Jeliza-Rose (Ferland), daughter of drug addicts, lives in a world of her imagination. When her mother (Jennifer Tilly) dies, her father (Bridges) takes her to a derelict rural homestead, where he also overdoses, leaving Jeliza-Rose to survive in her own, dream-like imagination.
Don’t believe the gripes. Sure, Terry Gilliam’s Tideland will alienate and most likely repulse the general audience averse to the unfiltered workings of a disturbed imagination, but the nasty response afforded it by many critics smacks of knee-jerk moral revulsion. Intimations of paedophilia, in actuality innocent scenes, could only be imagined with no understanding of the characters. Tideland isn’t for everyone, but those who seek originality and vision in cinema may find their patience rewarded with one of the most startling experiences since Gilliam’s Fear And Loathing In Las Vegas. Proceed at your own peril.

Tideland
’s opening scenes, as Jeliza-Rose’s parents expire in a junk haze, uncannily recall Gilliam’s Time Bandits, in which the central boy’s parents suckle the opiate of TV ignorance. And it’s the director’s most child-like movie since that film (both depict a child’s lucid escape into fantasy), only here the reality is decidedly grimmer. It’s only fitting the fantasy be more extreme. Kids don’t make moral distinctions the way “adults” do, let alone kids coping with addict parents. This is no whimsical flight and Gilliam never intends it to be; though laced with his irrepressible brand of mordant humour that extracts laughs from odd places, the overall mood is surreal and uneasy. But it works.

Alice In Wonderland-meets-Psycho was Gilliam’s glib synopsis.
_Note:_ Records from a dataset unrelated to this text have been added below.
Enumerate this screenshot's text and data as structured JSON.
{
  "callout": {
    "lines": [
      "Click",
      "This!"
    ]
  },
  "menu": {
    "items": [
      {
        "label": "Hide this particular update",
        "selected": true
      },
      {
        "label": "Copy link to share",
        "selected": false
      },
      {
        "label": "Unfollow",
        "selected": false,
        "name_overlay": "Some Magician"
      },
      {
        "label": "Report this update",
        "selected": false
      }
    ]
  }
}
He’s right on the Alice part, though Tideland recalls not so much Lewis Carroll as it does Czech animator Jan Svankmajer’s Alice, itself rife with taxidermy, decomposing dolls and bleak mise-en-scène. Tideland is a similarly pure reflection of a child’s mind; which is probably why many found it to be so disturbing. Never a subtle director, Gilliam’s queasy wide-angles and visual cacophony will render the subject matter too confronting for some, as the film teeters precariously on the edge of bad craziness. Yet the landscapes through which Jeliza-Rose floats are wonderfully realised: there’s beauty in utter madness, resilience in the most horrific of places.

It’s an incredibly gallant performance from Ferland, who, though just nine years old at the time, holds the film together acting opposite corpses, dolls’ heads, squirrels and witches, and in multiple voices, no less. And yet Abigail Breslin gets nominated for an Oscar for doing a silly dance...

Verdict

Surreal, inspired cinema from Gilliam that refuses to sugar-coat the dark imagination of children. The morally sensitive should look elsewhere.